Tapi ini adalah Manchester United pasca-Fergie – selamanya mengambil dua langkah ke depan dan kemudian tersandung sepatu mereka hingga terjatuh ke dalam kotoran. Ini adalah masa depan yang mereka raih ketika mereka menunjuk dan kemudian mendukung seorang manajer yang tidak memenuhi syarat untuk pekerjaan besar ini. Mereka tidak akan memecat Solskjaer karena kegagalan ini atau karena menciptakan tim itusekaligus menang dan kalah setiap akhir pekan. Ini adalah keadaan normal yang baru. Ini adalah Manchester United dan mereka sering kali tampil buruk.
Solskjaer berbicara tentang ketakutan yang tumbuh di seluruh Eropa terhadap tim terkenal United yang tidak pernah menyerah. Anehnya, lawannya di bangku cadangan Leipzig menghabiskan lebih sedikit waktu untuk mengkhawatirkan hal-hal yang tidak berwujud dan malah fokus mengekspos pertahanan United yang tampak – seperti yang dikatakan Paul Scholes di babak pertama – “di mana-mana”. Kelemahan Aaron Wan-Bissaka di tiang belakang terlihat tidak hanya sekali tetapi dua kali untuk membuat United tertinggal 2-0 hanya dalam waktu 13 menit.

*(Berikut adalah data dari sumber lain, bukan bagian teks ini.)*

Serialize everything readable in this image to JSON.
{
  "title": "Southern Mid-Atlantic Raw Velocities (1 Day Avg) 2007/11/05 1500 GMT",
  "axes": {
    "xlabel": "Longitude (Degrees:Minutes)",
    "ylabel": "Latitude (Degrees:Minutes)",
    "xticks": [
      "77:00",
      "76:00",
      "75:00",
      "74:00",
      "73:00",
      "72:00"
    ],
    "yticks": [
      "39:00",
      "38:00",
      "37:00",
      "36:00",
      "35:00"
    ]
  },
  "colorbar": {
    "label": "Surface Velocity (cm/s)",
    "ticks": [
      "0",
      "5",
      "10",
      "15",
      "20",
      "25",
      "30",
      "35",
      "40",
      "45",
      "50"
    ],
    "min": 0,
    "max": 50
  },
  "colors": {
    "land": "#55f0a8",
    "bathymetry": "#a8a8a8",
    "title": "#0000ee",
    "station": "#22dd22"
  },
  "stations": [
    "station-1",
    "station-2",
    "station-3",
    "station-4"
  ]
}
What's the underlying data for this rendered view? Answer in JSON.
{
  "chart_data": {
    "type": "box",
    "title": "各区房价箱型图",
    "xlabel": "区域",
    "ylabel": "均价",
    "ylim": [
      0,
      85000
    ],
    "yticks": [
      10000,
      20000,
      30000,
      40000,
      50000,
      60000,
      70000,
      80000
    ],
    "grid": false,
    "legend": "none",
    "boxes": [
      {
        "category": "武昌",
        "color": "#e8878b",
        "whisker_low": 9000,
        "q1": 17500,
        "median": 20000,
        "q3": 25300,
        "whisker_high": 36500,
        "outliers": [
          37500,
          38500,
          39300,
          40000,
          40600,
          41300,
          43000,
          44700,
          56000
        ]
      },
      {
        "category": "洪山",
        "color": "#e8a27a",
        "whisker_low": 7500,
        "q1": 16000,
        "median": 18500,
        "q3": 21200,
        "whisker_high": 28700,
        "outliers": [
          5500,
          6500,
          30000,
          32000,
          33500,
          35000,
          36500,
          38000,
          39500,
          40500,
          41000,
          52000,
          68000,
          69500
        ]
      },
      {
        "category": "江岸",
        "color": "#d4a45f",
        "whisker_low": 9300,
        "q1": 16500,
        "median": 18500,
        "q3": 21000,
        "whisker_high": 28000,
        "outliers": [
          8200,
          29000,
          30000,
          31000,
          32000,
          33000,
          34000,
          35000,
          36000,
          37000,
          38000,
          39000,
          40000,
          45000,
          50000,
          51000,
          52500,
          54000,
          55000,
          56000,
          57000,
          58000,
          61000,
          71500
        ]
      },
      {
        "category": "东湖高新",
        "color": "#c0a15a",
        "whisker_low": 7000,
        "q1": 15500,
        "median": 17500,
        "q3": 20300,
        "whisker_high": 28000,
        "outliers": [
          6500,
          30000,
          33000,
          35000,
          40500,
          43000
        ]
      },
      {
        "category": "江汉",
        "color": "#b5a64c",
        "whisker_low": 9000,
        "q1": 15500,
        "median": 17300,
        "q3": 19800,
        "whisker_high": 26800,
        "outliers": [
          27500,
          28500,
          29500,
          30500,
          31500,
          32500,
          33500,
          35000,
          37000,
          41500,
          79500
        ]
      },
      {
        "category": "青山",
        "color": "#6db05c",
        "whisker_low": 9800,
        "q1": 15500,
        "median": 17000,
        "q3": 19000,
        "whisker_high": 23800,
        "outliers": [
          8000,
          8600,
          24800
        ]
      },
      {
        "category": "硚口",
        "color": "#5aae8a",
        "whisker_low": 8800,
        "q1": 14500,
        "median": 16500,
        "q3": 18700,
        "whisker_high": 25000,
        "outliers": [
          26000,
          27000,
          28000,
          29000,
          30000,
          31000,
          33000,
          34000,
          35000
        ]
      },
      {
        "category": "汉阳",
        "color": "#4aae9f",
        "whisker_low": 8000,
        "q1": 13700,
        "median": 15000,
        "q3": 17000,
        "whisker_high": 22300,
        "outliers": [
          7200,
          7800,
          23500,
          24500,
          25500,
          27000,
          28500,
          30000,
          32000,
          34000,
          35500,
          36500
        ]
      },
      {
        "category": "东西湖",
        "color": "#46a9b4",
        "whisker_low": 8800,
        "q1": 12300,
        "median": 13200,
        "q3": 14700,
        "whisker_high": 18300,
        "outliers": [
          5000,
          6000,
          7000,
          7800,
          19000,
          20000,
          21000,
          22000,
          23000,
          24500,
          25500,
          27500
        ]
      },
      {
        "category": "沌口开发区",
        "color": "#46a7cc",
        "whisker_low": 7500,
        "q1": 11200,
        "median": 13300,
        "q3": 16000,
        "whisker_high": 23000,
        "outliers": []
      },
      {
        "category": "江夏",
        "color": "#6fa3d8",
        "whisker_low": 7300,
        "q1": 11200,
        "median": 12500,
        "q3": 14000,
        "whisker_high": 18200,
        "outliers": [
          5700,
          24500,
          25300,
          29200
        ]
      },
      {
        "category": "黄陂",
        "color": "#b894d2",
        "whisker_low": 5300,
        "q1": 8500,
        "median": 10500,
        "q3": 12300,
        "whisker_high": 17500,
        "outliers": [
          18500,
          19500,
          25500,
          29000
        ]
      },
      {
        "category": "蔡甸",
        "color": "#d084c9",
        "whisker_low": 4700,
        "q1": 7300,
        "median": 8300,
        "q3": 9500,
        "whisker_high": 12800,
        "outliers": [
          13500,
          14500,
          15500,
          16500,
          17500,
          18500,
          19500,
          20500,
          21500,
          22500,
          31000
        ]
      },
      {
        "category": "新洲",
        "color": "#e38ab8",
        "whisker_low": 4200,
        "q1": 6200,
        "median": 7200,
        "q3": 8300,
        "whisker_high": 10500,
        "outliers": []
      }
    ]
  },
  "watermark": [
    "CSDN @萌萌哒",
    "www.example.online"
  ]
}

Ini adalah mimpi buruk bagi Man Utd 😬
59 detik setelah Bruno Fernandes membentur mistar, RB Leipzig bangkit dan menambah kesengsaraan dengan gol ketiga…
Dan itu tidak cantik 👀pic.twitter.com/bxAHsTyu8i
— Sepak bola di BT Sport (@btsportfootball)8 Desember 2020
Beberapa orang akan menunjuk pada penguasaan bola dan peluang United berikutnya, tetapi sampai tendangan Bruno Fernandes membentur mistar – momen kecemerlangan individu dan bukannya kohesi, tentu saja – mereka tidak pernah terlihat benar-benar berbahaya. Kebisingan masih bergema di sekitar stadion yang kosong ketika pertahanan United mencapai titik nadirnya dengan gol ketiga Leipzig, yang pada saat itu harapan untuk bangkit tampaknya pupus. Kecuali, ini adalah Manchester United jadi masih ada waktu untuk kebangkitan, spektakuler dan cukup mendebarkan untuk menganggap ini sebagai kegagalan besar dan bukan bencana total.
Akan ada ribuan kata yang ditulis tentang tim Manchester United ini dan sikap pantang menyerah mereka, banyak yang mengabaikan gajah putih besar dalam ruang ketidakmampuan – dari pemain dan manajer – yang membuat mereka berada dalam situasi yang hampir mematikan. Semuanya baik-baik saja, selama tidak ada yang percaya bahwa ini adalah tim United yang sedang menuju hal lain selain hal yang sama.